Suspend model generation and perform a web query

The language model stops generating further text.
The search engine returns query results,These texts are placed in the model's "context window" (context window). Directly input into the neural network, rather than a vague memory.

For example:

<search_result> “Dominic Kek won 2 Stanley Cups” - Source: Wikipedia </search_result>

Now,The model can generate the correct answer based on real information。

The model integrates search information and provides an answer

Because ofThe search results are already in the context windowthe model canDirectly quote data：
```
"According to Wikipedia, Dominik Hasek won the Stanley Cup 2 times." (with citation)
```

Of course, search is just one tool; other tools can also be used to mitigate hallucinations.

LLM Psychology

In neural networks,Parameters store fuzzy knowledge memories, similar to long-term memory in the human brain, whilethe tokens in the context window are equivalent to short-term working memory. In other words, the model's parameters carry the information it learned during training, but this information may just befuzzy impressionsrather than clear facts. The data within the context windowis directly availablelike the information we have just received, can be referenced and processed immediately.

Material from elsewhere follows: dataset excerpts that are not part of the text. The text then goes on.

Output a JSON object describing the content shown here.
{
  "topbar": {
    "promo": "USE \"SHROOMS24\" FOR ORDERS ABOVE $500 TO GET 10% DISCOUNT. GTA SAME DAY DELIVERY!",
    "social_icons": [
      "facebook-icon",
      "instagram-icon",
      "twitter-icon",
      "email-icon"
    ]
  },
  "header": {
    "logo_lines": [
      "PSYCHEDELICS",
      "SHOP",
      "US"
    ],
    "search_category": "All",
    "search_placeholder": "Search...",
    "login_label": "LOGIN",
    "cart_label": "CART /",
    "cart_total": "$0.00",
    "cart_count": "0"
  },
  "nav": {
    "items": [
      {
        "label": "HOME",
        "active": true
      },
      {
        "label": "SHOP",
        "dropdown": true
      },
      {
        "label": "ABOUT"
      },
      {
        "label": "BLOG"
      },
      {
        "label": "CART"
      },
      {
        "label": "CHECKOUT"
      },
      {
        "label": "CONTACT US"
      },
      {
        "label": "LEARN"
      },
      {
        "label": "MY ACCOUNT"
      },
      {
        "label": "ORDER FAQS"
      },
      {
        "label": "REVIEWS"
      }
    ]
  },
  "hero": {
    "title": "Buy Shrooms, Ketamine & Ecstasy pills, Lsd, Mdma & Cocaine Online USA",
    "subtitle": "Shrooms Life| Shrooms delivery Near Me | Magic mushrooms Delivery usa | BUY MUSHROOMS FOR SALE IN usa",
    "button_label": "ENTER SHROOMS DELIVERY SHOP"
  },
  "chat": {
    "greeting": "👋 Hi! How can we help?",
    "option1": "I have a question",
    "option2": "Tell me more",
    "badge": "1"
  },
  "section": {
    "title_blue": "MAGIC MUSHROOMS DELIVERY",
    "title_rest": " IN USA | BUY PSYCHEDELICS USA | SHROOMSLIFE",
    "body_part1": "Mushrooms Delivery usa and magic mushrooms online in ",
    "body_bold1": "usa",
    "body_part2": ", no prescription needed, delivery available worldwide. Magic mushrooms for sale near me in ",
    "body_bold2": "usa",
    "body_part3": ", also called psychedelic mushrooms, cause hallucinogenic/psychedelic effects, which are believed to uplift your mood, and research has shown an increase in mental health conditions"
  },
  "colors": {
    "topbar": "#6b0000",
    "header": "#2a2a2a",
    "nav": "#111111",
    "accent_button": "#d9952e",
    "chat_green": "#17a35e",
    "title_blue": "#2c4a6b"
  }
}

This mechanism has important implications for the use of LLMs. For example, in ChatGPT, if you directly ask it to summarize the first chapter of Pride and Prejudice, it might give a roughly reasonable response because it has seen a lot of relevant content in its training data. However, a better approach isto provide the complete text excerptFor example: "Please summarize Chapter 1 of Pride and Prejudice. The full text of the chapter is provided for reference." Then, paste the text into the input box. This way, the model does not have to rely on vague memory but candirectly read the text, ensuring higher accuracy and completeness.。

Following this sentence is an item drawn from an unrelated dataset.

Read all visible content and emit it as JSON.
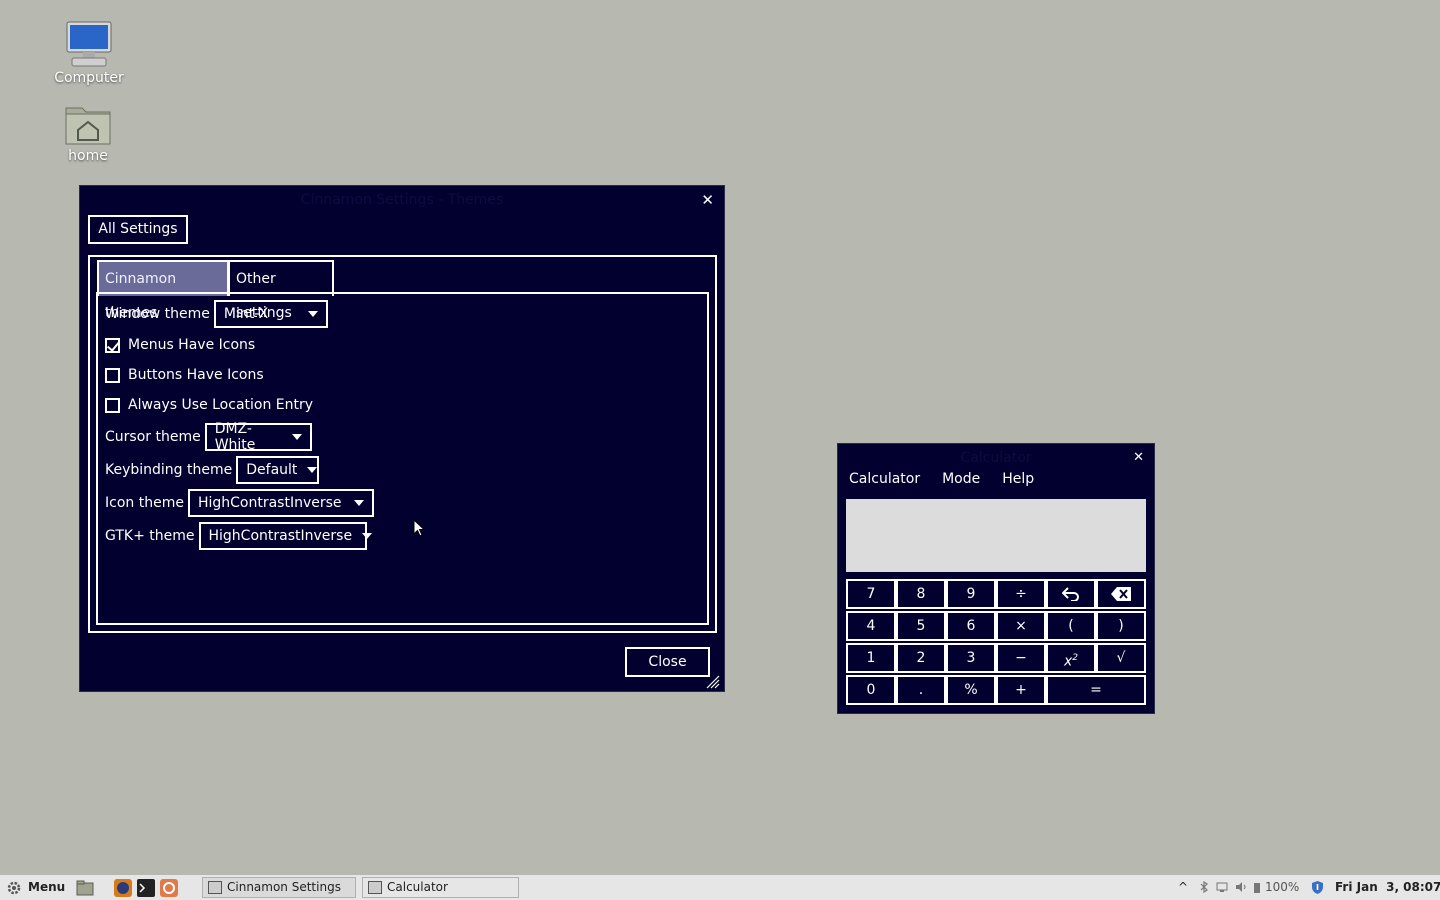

This phenomenon is similar to human cognitive processes.If we are asked to recall the beginning of a book, we might remember some main plots, but ifwe read it again first,Our summary will be more accurate and detailed. This also indicates that when LLM faces specific problems,providing clear contextual information is much more effective than relying on its own memory.This can significantly improve the quality of answers.